Thinking that ridding yourself of a substance will free you from addiction is avoiding the underlying issue that led you to becoming addicted in the first place. Eliminating the physical presence of a substance is definitely a major step, but it is not the cure.
Myth #3: Addiction is a choice.
Believing addiction is a choice puts you at risk of relapsing. This myth implies that people who suffer from addiction lack discipline or self-control—but that is a major misconception. Following this belief in sobriety could lead you to thinking as long as you are functioning, you don’t have a problem.
Addiction is part genetic predisposition and part outside influences, such as upbringing, family life, social circles, and the like. While, statistically, there are some people who can use drugs recreationally, recovery is not an act of supreme willpower.
Addiction is a chronic, debilitating disease that requires attention. People do not just decide to sacrifice a healthy life of progression because they want to use a drug. People who become dependent on substances or behavior do so in order to escape or cope.
Over time, the use of substances as a coping mechanism can rewire the brain, causing an initial desire to become a need. At this point, professional and/or medical attention can be necessary for health and well-being.
Further, as long as we conflate addiction with choice, we remain in danger of attaching labels to people. This causes further stigmatization of addiction and those affected.
Myth #4: As long as I stay away from illegal substances, I won’t have a problem.
With dependency on prescription pills increasing, along with the number of overdoses relating to prescription drugs, understanding that addiction is mutable is essential to sustaining sobriety.
One of the ways to safeguard against trading one substance for another is to be vigilant with what you do and do not allow yourself to use. For instance, when I get a cold, I stick to ginger root and other herbal remedies before I snag a box of cold medicine off the shelf.

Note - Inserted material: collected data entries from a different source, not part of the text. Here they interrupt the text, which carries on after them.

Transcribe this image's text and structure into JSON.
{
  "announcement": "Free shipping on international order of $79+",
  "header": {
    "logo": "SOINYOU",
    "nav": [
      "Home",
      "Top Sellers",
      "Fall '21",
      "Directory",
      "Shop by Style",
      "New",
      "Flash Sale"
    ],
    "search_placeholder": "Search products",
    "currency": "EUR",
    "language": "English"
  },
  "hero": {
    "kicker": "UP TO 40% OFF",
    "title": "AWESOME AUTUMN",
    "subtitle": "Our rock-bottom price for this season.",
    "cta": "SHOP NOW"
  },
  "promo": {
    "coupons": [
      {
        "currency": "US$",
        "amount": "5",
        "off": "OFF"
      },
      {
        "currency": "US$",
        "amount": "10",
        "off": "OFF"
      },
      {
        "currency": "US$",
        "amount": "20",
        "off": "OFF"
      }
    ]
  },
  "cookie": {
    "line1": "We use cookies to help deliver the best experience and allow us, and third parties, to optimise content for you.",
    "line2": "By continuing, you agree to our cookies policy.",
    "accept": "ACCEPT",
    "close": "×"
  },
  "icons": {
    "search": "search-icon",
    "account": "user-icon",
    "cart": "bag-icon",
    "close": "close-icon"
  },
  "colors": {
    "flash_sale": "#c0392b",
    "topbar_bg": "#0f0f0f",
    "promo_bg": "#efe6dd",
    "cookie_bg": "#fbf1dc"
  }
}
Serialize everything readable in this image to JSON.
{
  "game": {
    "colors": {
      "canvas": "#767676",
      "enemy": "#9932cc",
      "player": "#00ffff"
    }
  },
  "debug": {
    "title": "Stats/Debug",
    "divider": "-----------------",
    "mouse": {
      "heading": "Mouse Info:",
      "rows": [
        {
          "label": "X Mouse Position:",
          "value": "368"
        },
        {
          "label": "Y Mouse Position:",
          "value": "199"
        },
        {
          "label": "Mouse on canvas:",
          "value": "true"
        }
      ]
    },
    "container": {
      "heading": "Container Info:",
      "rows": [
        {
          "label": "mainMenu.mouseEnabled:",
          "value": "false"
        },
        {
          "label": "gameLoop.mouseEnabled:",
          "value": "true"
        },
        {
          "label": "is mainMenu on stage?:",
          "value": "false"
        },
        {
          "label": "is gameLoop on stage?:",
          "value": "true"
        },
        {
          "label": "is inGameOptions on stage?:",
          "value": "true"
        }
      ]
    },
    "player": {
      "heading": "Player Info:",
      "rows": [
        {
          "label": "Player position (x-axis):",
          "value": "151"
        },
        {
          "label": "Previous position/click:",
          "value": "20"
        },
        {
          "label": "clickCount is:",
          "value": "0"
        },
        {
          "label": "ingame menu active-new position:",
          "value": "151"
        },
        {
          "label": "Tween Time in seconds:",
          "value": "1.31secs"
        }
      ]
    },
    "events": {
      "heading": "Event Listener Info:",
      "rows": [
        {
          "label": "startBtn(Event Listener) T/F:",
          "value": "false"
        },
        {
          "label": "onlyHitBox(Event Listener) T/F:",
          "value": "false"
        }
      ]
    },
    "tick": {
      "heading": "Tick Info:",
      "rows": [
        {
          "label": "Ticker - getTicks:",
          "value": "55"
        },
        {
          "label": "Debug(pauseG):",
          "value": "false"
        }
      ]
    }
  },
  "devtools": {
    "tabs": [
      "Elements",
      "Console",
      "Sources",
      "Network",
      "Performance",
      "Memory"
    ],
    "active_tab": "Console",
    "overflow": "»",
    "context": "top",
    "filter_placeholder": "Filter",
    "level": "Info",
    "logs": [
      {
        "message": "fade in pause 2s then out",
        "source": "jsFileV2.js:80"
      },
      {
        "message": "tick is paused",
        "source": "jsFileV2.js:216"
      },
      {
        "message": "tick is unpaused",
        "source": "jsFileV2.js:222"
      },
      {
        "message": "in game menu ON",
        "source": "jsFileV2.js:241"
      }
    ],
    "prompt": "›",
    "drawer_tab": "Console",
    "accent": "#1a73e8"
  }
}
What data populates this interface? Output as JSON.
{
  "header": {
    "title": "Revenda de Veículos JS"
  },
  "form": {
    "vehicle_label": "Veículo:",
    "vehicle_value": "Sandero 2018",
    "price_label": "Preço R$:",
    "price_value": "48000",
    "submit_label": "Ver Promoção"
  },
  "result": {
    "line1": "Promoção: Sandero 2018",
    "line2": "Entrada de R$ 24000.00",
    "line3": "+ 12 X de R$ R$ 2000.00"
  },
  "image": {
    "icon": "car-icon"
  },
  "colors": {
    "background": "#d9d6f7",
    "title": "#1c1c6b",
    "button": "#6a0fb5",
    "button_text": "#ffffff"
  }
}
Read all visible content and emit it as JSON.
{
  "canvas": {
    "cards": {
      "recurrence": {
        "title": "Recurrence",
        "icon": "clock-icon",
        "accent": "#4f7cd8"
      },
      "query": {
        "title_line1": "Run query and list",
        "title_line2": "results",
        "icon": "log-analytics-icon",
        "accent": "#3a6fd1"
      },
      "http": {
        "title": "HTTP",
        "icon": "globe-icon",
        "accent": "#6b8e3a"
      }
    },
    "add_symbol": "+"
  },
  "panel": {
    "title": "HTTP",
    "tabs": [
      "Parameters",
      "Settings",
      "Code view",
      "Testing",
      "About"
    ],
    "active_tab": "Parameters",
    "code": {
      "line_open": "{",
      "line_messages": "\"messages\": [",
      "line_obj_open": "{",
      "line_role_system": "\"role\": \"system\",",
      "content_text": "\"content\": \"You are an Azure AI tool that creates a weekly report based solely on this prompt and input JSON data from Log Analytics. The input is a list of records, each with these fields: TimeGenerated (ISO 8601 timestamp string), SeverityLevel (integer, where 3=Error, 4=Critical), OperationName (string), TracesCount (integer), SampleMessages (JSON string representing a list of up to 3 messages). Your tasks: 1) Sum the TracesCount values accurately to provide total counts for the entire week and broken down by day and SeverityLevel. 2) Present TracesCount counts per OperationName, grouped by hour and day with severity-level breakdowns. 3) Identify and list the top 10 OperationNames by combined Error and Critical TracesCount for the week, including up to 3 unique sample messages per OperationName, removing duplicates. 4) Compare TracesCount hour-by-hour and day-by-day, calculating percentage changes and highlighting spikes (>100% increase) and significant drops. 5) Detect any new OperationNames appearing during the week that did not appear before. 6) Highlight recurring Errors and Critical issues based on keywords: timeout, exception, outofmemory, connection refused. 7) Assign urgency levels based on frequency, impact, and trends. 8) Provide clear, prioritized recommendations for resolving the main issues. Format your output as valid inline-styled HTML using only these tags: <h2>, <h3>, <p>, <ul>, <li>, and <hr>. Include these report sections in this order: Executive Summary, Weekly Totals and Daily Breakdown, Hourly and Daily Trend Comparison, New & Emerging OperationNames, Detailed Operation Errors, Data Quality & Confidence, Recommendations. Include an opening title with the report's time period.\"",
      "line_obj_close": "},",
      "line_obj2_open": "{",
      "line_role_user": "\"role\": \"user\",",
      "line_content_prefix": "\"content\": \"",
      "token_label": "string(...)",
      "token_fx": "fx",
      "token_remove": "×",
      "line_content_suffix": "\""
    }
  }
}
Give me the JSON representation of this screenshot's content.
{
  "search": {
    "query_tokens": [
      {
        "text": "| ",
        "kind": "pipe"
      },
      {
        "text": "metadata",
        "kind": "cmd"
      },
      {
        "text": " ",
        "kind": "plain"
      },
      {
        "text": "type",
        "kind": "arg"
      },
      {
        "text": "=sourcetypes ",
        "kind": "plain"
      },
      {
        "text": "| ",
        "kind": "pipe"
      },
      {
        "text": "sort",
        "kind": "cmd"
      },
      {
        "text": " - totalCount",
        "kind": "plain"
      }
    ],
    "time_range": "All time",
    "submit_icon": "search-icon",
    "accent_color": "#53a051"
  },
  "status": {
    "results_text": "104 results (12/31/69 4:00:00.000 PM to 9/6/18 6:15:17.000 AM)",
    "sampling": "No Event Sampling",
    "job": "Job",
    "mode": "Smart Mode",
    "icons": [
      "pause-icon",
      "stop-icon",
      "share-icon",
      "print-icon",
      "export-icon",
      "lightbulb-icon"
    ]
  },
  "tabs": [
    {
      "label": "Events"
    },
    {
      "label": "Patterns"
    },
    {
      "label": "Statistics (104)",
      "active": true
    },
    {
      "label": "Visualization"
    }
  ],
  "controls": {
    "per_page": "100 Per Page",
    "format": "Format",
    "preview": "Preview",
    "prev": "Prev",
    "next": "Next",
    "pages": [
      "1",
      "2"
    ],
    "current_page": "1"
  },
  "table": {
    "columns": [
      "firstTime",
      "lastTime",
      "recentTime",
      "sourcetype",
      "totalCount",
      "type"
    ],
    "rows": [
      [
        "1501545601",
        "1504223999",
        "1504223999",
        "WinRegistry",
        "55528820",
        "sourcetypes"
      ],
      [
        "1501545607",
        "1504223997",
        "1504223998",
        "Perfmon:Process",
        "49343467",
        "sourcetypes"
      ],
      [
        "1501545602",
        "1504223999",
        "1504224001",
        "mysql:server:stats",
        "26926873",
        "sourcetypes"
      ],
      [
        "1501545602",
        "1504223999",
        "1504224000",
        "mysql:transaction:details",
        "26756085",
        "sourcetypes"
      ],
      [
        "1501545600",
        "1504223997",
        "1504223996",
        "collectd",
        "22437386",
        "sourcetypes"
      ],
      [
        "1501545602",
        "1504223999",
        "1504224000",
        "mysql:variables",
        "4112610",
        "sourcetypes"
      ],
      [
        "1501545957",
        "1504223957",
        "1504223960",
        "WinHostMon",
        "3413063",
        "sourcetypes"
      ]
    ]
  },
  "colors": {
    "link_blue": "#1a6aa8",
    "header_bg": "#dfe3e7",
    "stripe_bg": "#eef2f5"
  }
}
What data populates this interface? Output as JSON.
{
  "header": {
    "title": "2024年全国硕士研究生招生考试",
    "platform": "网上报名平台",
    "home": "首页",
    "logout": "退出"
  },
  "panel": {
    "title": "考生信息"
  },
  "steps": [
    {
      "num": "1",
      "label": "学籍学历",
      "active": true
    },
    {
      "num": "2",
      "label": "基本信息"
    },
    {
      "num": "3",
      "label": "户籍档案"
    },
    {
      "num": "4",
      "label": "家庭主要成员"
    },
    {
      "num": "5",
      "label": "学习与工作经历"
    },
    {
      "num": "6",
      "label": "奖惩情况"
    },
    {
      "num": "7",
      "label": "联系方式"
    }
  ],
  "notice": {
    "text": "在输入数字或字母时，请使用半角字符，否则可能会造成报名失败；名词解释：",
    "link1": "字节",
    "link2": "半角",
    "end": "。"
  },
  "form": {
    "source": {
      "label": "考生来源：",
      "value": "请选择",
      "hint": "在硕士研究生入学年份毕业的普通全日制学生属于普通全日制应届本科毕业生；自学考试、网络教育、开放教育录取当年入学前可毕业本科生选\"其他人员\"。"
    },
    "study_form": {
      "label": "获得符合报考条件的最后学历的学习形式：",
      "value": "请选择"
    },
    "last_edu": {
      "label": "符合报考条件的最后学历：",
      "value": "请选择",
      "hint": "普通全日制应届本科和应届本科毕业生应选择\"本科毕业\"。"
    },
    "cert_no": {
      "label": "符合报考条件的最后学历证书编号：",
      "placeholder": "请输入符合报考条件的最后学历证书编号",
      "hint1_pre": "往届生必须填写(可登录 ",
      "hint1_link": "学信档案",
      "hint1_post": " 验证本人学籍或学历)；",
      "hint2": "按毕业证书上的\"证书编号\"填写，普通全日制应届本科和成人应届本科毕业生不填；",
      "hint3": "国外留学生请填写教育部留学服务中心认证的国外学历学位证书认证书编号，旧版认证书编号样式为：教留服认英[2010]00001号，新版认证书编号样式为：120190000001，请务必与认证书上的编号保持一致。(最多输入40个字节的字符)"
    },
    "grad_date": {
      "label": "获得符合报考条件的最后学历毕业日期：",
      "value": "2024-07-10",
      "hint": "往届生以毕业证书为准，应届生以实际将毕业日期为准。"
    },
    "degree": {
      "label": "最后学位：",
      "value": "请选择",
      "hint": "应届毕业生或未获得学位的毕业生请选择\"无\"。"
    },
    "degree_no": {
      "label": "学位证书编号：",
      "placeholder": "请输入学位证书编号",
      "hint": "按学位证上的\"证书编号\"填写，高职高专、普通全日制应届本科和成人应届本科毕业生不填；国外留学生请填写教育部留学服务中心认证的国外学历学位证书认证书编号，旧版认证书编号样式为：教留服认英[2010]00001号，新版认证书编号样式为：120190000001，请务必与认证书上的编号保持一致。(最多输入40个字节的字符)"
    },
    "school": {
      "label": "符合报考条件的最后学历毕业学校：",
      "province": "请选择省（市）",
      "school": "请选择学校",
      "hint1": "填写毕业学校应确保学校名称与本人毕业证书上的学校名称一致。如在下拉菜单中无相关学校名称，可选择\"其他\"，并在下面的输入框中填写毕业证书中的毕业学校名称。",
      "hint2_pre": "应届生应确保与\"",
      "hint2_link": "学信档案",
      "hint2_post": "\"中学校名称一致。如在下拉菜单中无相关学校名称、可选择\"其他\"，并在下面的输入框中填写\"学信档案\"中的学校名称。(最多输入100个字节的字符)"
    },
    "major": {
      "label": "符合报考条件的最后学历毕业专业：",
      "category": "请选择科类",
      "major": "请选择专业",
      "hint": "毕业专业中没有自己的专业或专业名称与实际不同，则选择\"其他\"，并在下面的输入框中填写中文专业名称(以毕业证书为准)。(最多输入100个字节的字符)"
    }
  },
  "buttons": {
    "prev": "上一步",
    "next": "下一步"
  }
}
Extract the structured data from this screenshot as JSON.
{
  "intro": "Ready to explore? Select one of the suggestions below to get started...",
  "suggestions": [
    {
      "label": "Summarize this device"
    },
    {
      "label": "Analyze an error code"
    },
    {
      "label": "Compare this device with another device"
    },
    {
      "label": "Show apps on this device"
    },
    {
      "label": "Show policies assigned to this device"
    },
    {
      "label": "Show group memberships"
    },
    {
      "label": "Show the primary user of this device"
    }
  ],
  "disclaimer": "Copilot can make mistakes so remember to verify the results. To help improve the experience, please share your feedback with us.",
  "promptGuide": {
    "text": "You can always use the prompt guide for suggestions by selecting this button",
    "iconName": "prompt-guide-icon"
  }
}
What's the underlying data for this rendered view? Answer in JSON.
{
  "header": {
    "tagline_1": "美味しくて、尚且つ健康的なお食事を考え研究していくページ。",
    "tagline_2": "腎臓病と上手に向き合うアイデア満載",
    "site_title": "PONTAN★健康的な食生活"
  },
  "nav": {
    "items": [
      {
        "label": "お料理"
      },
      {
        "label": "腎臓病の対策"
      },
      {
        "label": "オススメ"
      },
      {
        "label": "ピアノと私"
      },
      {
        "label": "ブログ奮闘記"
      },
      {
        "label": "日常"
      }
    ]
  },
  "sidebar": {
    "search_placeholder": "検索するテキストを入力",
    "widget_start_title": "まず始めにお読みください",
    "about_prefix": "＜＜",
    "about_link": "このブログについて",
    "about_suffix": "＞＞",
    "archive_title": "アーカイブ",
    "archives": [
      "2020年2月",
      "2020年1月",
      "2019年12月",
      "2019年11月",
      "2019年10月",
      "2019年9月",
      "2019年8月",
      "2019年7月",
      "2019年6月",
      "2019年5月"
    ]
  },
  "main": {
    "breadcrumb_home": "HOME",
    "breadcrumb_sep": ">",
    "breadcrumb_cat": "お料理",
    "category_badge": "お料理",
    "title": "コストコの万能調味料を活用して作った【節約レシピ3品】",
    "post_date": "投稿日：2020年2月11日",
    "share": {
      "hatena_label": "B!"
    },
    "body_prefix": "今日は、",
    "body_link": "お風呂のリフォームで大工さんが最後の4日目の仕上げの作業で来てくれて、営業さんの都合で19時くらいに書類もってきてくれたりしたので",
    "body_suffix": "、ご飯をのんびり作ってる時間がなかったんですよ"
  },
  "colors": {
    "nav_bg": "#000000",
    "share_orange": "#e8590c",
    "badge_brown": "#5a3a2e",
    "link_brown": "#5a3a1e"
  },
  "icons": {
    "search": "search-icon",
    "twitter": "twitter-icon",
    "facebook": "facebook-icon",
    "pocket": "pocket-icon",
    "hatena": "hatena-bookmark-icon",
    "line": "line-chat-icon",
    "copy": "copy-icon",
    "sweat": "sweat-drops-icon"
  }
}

I know that a buzz from Mucinex DM will trigger a desire for stimulants. In addition, using natural remedies for illness increases a connection with nature and her natural healing powers. It feels good to appreciate roots and herbs.
Myth #5: Getting sober will make everything better.
Unfortunately, there is nothing in life that is a cure-all. Expecting instant perfection can be a recipe for relapse. It’s important to be kind to yourself, to be patient with yourself, and to allow yourself the tools you need in order to improve yourself.
One of the characteristics of a person prone to addiction is low self-worth. If you do not value yourself, you will not care for yourself. And if you don’t care for yourself, your self-value will continue to decrease—a vicious cycle.
Start small. Try to do one thing a day. Sky-high expectations can be just as debilitating as low expectations.
Myth #6: My drug of choice is A. As long as I stay away from A, I won’t have any problems.
This is perhaps one of the most rapidly occurring self-deceptions. As a woman in recovery from methamphetamine addiction, I know this self-illusion too well.
After I got clean, I began to drink wine on a nightly basis. In comparison to the extreme demonization of meth in the public eye, alcohol seemed too tame to consider a problem. But then I started waking up day after day to a pounding headache, queasy stomach, and a few text messages I felt ashamed of sending. I told myself, at least I’m not using meth.
The problem with this self-eluding logic is that I was avoiding having to look within at what I was actually trying to escape—loneliness, lost love, boredom, and, at the root, realizing that crawling out of the self-destructive space I’d been living in for more almost a decade was going to involve more work than I believed I was capable of.
Doing the real work hurts. Healing hurts. But it’s the only way to longevity in sobriety.
Myth #7: Relapse equals failure.
So, you slipped up? That does not mean you are doomed to a plunging back down to the deepest depths of addiction. Relapse is a part of recovery. Forgive yourself and allow yourself to return to the current place in recovery.
The key is honesty. Know your triggers. You are your best hypnotist. Recovery is an active process. Dormancy can lead to complacent behavior. Believe in your treatment plan and remember that at the end of the day, you are human, and humans make mistakes.